Bir evvelki seçimde CHP adayının yanında yer almasıyla sandığa yönelen oylarda hissesi bulunan İYİ Parti, bu seçimde, tam bilakis, iktidardan fazla CHP’ye ve adayına tenkit oklarını fırlatıyor.
İstanbul’da %7 ila %10 arasında oyu bulunduğu hesaplanan DEM Partisi’nin seçime bu sefer kendi adayı ile girmesi halinde, bir evvelki seçimde CHP adayına gitmiş olan DEM sempatizanı oylar da kaçınılmaz olarak bölünecek ve bu durumdan zarar gören CHP adayı olacak…
Son kurultayda genel başkanlığı kaybeden Kemal Kılıçdaroğlu’nun, bundan CHP’nin İstanbul adayını suçladığı ve bu seçimde onun kazanmasına soğuk baktığı yolundaki haberler doğruysa, bu durum da CHP adayının CHP’nin klasik oylarından bir ölçüsünü kayıp etmesine yol açacaktır.

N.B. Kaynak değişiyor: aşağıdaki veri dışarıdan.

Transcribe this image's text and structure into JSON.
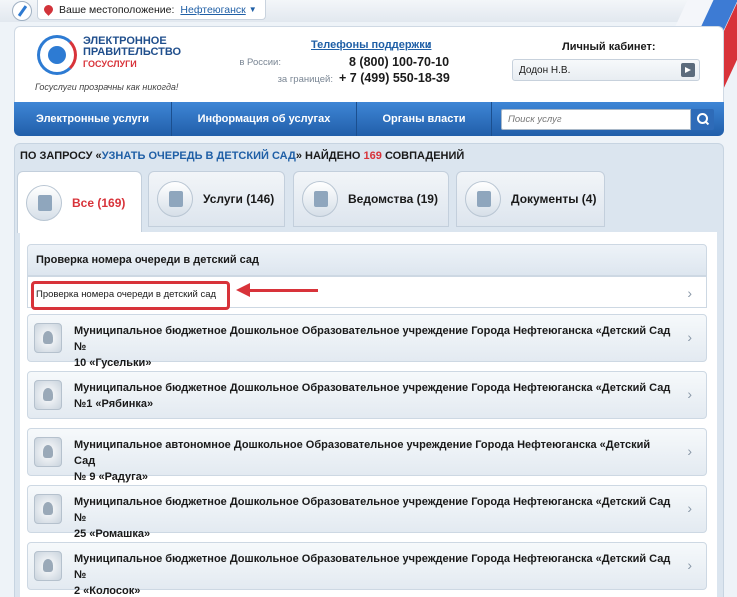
{
  "location": {
    "label": "Ваше местоположение:",
    "city": "Нефтеюганск"
  },
  "logo": {
    "line1": "ЭЛЕКТРОННОЕ",
    "line2": "ПРАВИТЕЛЬСТВО",
    "line3": "ГОСУСЛУГИ",
    "slogan": "Госуслуги прозрачны как никогда!"
  },
  "phones": {
    "title": "Телефоны поддержки",
    "russia_label": "в России:",
    "russia_number": "8 (800) 100-70-10",
    "abroad_label": "за границей:",
    "abroad_number": "+ 7 (499) 550-18-39"
  },
  "cabinet": {
    "title": "Личный кабинет:",
    "user": "Додон Н.В."
  },
  "nav": {
    "items": [
      "Электронные услуги",
      "Информация об услугах",
      "Органы власти"
    ],
    "search_placeholder": "Поиск услуг"
  },
  "query": {
    "prefix": "ПО ЗАПРОСУ «",
    "term": "УЗНАТЬ ОЧЕРЕДЬ В ДЕТСКИЙ САД",
    "mid": "» НАЙДЕНО ",
    "count": "169",
    "suffix": " СОВПАДЕНИЙ"
  },
  "tabs": [
    {
      "label": "Все (169)"
    },
    {
      "label": "Услуги (146)"
    },
    {
      "label": "Ведомства (19)"
    },
    {
      "label": "Документы (4)"
    }
  ],
  "results": {
    "group_title": "Проверка номера очереди в детский сад",
    "group_item": "Проверка номера очереди в детский сад",
    "orgs": [
      {
        "line1": "Муниципальное бюджетное Дошкольное Образовательное учреждение Города Нефтеюганска «Детский Сад №",
        "line2": "10 «Гусельки»"
      },
      {
        "line1": "Муниципальное бюджетное Дошкольное Образовательное учреждение Города Нефтеюганска «Детский Сад",
        "line2": "№1 «Рябинка»"
      },
      {
        "line1": "Муниципальное автономное Дошкольное Образовательное учреждение Города Нефтеюганска «Детский Сад",
        "line2": "№ 9 «Радуга»"
      },
      {
        "line1": "Муниципальное бюджетное Дошкольное Образовательное учреждение Города Нефтеюганска «Детский Сад №",
        "line2": "25 «Ромашка»"
      },
      {
        "line1": "Муниципальное бюджетное Дошкольное Образовательное учреждение Города Нефтеюганска «Детский Сад №",
        "line2": "2 «Колосок»"
      }
    ]
  },
  "colors": {
    "brand_blue": "#215ea9",
    "accent_red": "#d8333a"
  }
}
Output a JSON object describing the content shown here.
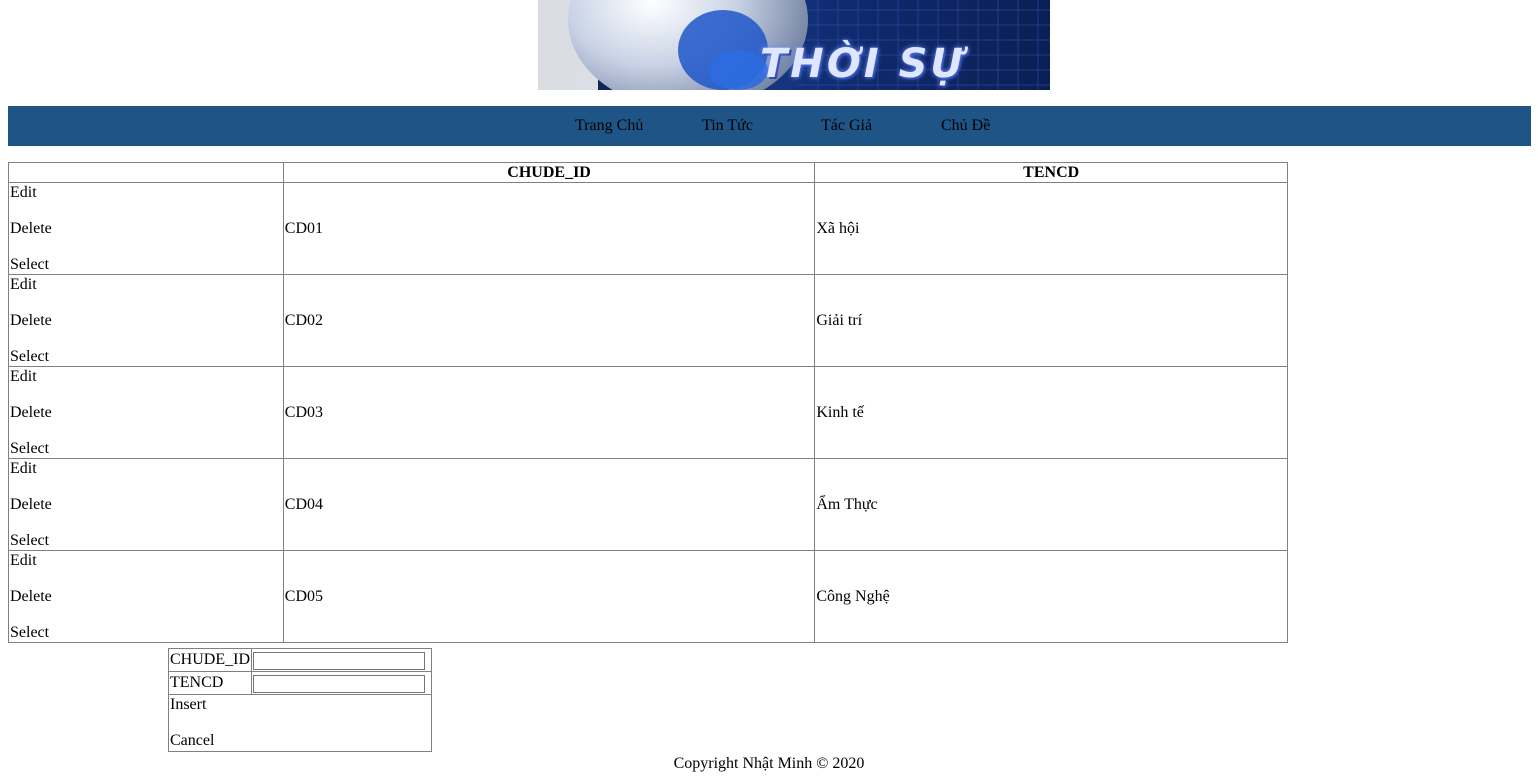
{
  "banner": {
    "title": "THỜI SỰ"
  },
  "nav": {
    "items": [
      "Trang Chủ",
      "Tin Tức",
      "Tác Giả",
      "Chủ Đề"
    ]
  },
  "grid": {
    "headers": [
      "",
      "CHUDE_ID",
      "TENCD"
    ],
    "commands": [
      "Edit",
      "Delete",
      "Select"
    ],
    "rows": [
      {
        "id": "CD01",
        "name": "Xã hội"
      },
      {
        "id": "CD02",
        "name": "Giải trí"
      },
      {
        "id": "CD03",
        "name": "Kinh tế"
      },
      {
        "id": "CD04",
        "name": "Ẩm Thực"
      },
      {
        "id": "CD05",
        "name": "Công Nghệ"
      }
    ]
  },
  "form": {
    "field1_label": "CHUDE_ID",
    "field1_value": "",
    "field2_label": "TENCD",
    "field2_value": "",
    "insert_label": "Insert",
    "cancel_label": "Cancel"
  },
  "footer": {
    "text": "Copyright Nhật Minh © 2020"
  }
}
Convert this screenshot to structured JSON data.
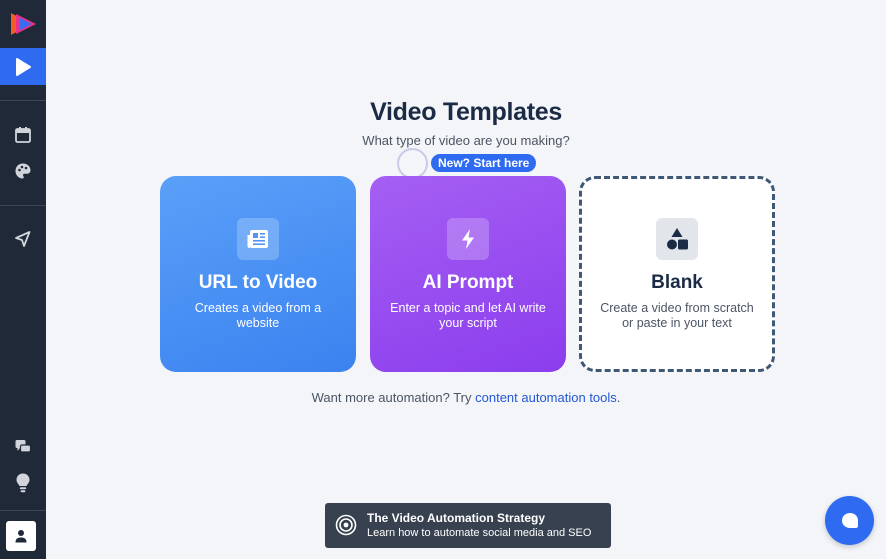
{
  "header": {
    "title": "Video Templates",
    "subtitle": "What type of video are you making?",
    "badge": "New? Start here"
  },
  "cards": [
    {
      "title": "URL to Video",
      "description": "Creates a video from a website",
      "icon": "newspaper-icon"
    },
    {
      "title": "AI Prompt",
      "description": "Enter a topic and let AI write your script",
      "icon": "lightning-icon"
    },
    {
      "title": "Blank",
      "description": "Create a video from scratch or paste in your text",
      "icon": "shapes-icon"
    }
  ],
  "footer_text": {
    "prefix": "Want more automation? Try ",
    "link": "content automation tools",
    "suffix": "."
  },
  "banner": {
    "title": "The Video Automation Strategy",
    "subtitle": "Learn how to automate social media and SEO"
  },
  "sidebar": {
    "items": [
      "play-icon",
      "calendar-icon",
      "palette-icon",
      "send-icon",
      "chat-icon",
      "lightbulb-icon",
      "user-icon"
    ]
  },
  "colors": {
    "accent": "#2f6bf0",
    "sidebar": "#1f2937",
    "url_card": "#4a90f4",
    "ai_card": "#9a4ef0"
  }
}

Hiç mi olumlu bir özellik yok?
Var. İktidar adayının zayıflığına karşılık, CHP adayı, seçmen üzerinde daha büyük tesir yaratabilecek biri.
Kişisel cazibenin siyasette bir miktar faydası olduğu kesin…
AK Parti adayı Murat Kurum mu, yoksa CHP adayı Ekrem İmamoğlu mu seçimi kazanabilir?
Fenerbahçe mi, yoksa Galatasaray mı şampiyon olur?
Gönlümdeki takım çoğu zaman ipi göğüsleyemiyor; benim “Kazanır” gözüyle baktığım siyasi bazen kaybedebiliyor…
Seçime ve sezon sonuna kadar bekleyeceğiz.
*Bu yazı fehmikoru.com adresinden motamot alınmıştır.